Ad Agency Holding Companies Should Follow The Example Set By P&G
Several weeks ago Procter & Gamble announced that it would be divesting itself of its weaker brands. That is a smart move. The ad agency holding companies should do the same.
One of the reasons why some ad agencies are under-performing is because they have a millstone around their neck. That weight is the holding company that owns them. The holding company model has been moderately successful. But their success has often been achieved through mergers or heavy handed management which has caused previously successful agency brands to languish and often disappear. I have written about the mergers and the fact that one plus one often equals far less than two.

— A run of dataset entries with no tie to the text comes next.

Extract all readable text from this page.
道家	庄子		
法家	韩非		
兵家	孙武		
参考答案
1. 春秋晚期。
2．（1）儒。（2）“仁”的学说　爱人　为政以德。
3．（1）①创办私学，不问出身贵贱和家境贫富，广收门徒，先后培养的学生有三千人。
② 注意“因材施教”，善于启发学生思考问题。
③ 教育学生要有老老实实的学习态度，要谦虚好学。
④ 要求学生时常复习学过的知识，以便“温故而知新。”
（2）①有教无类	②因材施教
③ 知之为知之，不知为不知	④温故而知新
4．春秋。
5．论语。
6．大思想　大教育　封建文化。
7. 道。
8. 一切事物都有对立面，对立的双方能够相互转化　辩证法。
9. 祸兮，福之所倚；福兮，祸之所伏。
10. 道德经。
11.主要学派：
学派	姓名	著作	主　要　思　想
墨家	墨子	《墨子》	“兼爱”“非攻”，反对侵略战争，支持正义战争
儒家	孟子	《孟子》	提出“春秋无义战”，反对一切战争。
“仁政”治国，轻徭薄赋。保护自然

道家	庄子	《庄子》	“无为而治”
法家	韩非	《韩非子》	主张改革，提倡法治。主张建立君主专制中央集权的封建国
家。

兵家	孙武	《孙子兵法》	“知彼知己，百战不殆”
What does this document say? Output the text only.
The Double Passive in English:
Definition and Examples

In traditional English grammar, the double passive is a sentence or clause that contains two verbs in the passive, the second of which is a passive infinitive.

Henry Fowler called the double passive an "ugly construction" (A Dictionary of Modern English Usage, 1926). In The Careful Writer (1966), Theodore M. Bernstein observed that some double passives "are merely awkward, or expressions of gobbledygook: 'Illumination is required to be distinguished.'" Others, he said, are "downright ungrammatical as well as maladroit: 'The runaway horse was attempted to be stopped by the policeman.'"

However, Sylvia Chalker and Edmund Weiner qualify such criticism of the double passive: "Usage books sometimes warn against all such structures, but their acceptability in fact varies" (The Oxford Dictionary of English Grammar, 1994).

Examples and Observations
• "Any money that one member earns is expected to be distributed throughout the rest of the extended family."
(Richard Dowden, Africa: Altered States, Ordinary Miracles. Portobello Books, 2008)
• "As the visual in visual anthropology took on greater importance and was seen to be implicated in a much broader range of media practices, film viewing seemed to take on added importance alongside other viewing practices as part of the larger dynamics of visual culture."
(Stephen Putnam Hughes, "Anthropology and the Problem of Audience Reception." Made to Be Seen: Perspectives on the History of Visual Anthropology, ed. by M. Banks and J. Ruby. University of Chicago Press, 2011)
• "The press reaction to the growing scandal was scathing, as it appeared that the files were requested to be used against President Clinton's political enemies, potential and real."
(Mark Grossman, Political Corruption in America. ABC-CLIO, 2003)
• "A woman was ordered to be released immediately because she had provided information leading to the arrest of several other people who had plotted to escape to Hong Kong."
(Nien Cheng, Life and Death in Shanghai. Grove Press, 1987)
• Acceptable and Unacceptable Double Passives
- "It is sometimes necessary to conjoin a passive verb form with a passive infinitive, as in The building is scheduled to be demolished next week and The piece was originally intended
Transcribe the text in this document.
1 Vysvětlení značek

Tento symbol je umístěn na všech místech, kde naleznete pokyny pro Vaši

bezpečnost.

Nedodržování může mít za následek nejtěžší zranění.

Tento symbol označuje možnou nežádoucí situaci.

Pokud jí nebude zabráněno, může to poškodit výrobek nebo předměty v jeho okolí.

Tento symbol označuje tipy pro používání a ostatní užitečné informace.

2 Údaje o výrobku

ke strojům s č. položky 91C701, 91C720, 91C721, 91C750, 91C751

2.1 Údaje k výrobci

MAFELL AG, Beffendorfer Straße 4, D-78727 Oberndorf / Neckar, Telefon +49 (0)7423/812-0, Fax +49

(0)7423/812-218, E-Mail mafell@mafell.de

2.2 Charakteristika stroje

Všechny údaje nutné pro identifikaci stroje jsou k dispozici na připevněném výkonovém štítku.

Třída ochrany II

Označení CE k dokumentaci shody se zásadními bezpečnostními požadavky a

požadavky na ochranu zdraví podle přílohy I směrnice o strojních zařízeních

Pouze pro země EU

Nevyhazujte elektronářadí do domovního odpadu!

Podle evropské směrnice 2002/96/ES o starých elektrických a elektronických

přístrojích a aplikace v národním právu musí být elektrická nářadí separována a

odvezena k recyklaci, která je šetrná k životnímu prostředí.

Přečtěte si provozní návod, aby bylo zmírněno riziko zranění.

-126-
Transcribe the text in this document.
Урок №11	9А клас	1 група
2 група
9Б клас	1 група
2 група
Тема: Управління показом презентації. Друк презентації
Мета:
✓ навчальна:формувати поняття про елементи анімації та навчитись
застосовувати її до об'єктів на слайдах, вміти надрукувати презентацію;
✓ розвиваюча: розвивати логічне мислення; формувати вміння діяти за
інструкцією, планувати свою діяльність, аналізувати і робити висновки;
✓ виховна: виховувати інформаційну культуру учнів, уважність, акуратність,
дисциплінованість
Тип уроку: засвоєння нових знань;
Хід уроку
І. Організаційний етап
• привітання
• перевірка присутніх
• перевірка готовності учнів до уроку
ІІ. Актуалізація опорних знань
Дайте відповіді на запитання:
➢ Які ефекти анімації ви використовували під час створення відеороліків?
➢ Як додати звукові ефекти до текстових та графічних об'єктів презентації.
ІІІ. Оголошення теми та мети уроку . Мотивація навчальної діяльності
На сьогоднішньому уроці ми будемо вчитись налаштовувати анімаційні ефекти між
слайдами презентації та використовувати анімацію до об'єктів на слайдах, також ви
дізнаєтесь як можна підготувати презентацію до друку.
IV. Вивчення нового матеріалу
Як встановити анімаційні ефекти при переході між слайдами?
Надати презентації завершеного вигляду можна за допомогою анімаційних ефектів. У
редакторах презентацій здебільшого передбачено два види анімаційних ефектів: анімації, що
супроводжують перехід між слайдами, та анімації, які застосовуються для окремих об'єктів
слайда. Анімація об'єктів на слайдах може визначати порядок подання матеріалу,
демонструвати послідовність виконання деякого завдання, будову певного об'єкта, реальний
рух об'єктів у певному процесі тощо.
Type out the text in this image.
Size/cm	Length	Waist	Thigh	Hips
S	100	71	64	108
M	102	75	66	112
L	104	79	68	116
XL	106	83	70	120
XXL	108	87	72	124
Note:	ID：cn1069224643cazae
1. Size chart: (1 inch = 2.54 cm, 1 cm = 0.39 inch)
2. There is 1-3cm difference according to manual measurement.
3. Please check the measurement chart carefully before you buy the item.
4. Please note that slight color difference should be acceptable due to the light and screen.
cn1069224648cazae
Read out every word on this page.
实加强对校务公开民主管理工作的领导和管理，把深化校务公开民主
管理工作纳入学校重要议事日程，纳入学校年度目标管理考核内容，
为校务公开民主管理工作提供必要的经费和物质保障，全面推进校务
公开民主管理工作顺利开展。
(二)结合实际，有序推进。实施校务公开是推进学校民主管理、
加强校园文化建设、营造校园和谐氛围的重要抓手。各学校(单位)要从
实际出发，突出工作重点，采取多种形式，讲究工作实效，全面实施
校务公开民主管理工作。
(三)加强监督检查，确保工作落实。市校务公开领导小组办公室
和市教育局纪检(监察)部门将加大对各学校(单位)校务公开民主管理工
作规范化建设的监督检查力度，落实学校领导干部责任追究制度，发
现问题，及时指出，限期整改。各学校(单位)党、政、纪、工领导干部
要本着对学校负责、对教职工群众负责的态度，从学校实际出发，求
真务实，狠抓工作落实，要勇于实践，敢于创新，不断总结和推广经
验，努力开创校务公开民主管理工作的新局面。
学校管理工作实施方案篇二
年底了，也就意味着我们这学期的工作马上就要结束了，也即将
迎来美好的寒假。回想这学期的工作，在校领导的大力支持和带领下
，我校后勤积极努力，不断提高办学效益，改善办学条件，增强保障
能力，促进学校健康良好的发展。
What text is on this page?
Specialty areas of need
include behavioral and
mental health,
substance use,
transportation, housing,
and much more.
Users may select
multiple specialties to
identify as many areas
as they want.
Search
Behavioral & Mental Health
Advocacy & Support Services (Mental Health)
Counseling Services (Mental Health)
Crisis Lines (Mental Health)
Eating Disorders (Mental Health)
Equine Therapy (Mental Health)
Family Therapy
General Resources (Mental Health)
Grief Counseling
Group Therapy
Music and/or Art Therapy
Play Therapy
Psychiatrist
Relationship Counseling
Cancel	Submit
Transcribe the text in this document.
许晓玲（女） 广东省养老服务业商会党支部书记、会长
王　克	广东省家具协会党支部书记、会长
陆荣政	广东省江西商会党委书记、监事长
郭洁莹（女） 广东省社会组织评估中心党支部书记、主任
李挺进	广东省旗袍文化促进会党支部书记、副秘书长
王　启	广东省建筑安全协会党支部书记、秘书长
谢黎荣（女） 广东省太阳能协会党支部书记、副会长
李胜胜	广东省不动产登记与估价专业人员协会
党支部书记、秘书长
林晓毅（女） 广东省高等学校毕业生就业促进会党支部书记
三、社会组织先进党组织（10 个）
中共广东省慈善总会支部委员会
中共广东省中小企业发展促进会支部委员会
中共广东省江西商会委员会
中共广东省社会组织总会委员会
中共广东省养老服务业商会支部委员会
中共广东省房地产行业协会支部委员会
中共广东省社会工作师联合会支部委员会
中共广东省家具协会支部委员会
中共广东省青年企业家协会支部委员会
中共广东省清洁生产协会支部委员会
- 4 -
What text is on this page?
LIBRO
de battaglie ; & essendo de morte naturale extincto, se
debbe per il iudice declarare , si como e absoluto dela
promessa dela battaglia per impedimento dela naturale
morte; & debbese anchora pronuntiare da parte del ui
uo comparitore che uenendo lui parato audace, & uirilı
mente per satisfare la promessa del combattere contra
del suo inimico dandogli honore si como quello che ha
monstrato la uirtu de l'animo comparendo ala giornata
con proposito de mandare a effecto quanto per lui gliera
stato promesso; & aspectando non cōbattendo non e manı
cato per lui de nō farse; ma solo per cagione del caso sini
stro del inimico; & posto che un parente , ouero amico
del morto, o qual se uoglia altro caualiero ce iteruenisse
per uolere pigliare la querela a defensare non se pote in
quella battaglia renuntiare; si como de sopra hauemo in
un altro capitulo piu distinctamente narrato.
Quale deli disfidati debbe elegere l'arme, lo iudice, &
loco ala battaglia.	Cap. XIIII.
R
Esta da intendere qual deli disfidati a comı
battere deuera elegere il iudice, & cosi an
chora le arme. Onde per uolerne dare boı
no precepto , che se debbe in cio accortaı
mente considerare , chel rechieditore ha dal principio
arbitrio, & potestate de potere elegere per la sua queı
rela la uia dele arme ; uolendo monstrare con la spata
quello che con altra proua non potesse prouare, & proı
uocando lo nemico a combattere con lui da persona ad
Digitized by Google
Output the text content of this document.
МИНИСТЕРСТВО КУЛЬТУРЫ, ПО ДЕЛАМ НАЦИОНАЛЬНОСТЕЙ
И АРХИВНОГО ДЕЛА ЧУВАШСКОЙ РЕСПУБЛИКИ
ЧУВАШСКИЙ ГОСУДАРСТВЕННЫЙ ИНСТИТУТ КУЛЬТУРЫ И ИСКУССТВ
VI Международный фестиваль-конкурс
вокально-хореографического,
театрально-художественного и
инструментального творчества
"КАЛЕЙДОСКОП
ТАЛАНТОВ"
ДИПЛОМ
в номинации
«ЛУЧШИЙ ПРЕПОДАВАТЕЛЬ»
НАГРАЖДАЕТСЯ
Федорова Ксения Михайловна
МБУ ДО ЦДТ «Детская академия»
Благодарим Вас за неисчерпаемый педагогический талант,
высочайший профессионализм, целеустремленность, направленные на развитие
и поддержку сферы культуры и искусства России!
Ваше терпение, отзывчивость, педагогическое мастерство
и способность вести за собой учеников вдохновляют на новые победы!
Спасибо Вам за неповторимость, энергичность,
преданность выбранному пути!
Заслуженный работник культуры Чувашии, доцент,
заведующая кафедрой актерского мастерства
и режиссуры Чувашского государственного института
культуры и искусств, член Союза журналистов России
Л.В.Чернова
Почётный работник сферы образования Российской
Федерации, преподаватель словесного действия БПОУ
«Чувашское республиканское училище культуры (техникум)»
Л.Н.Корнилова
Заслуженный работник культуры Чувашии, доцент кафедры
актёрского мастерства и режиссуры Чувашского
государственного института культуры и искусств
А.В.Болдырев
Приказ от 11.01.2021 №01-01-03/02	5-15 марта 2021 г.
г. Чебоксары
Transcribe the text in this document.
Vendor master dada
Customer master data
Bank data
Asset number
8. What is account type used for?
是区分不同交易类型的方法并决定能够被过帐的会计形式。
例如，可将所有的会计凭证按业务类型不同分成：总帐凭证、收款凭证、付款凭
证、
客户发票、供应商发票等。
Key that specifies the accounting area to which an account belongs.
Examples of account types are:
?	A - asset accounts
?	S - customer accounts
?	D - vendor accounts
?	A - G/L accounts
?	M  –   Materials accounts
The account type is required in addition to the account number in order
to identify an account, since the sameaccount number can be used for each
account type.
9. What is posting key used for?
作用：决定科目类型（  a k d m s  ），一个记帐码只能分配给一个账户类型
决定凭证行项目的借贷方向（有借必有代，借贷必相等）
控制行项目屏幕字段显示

Several agency CEO’s and Presidents have privately confessed to me that if they were able, they would buy themselves back. There have been a few cases of that over the years. And in most of those cases, the results of the buy-back has been successful for both companies.
The problem is that previously successful agencies have become homogenized by their owners, especially after being merged with unlike firms. Successful owners (creative directors and presidents often have left as soon as their contracts are over). Everyone knows that the Lowe merger with Deutsch was a disaster and unraveled in just a few short years. Their cultures just didn't mesh (this is not a negative comment about either agency). Lowe, now merged with and part of Campbell Ewald, makes more sense and my guess is that he new agency will be far more successful.
I wish I could name other names, but everyone knows who they are. One situation I can write about happened a while ago. I remember a wonderful man by the name of David McCall. David was a disciple of David Ogilvy. His agency, McCaffrey & McCall, was highly successful and profitable. M & M was purchased by the Saatchi’s during the early days of the agency purchase mania, perhaps as early as 1986 or 1987. At the time, during a lunch, David confessed that he was dumbfounded by the rules. His agency was always profitable and well run. But he was demoralized because he couldn’t even hire an executive secretary to work for himself because she was too expensive and had to be approved by the Saatchi’s (In those days, Sir Martin Sorrell). Worse, he couldn’t hire the president he needed for the same reason. Ultimately, David just gave up and retired prematurely. His wonderful agency was merged and simply disappeared shortly after that.
I know that there are many agencies who would love to become independent again. There is no sense in owning a reluctant asset. A little pruning by the holding companies would be healthy and profitable for all concerned.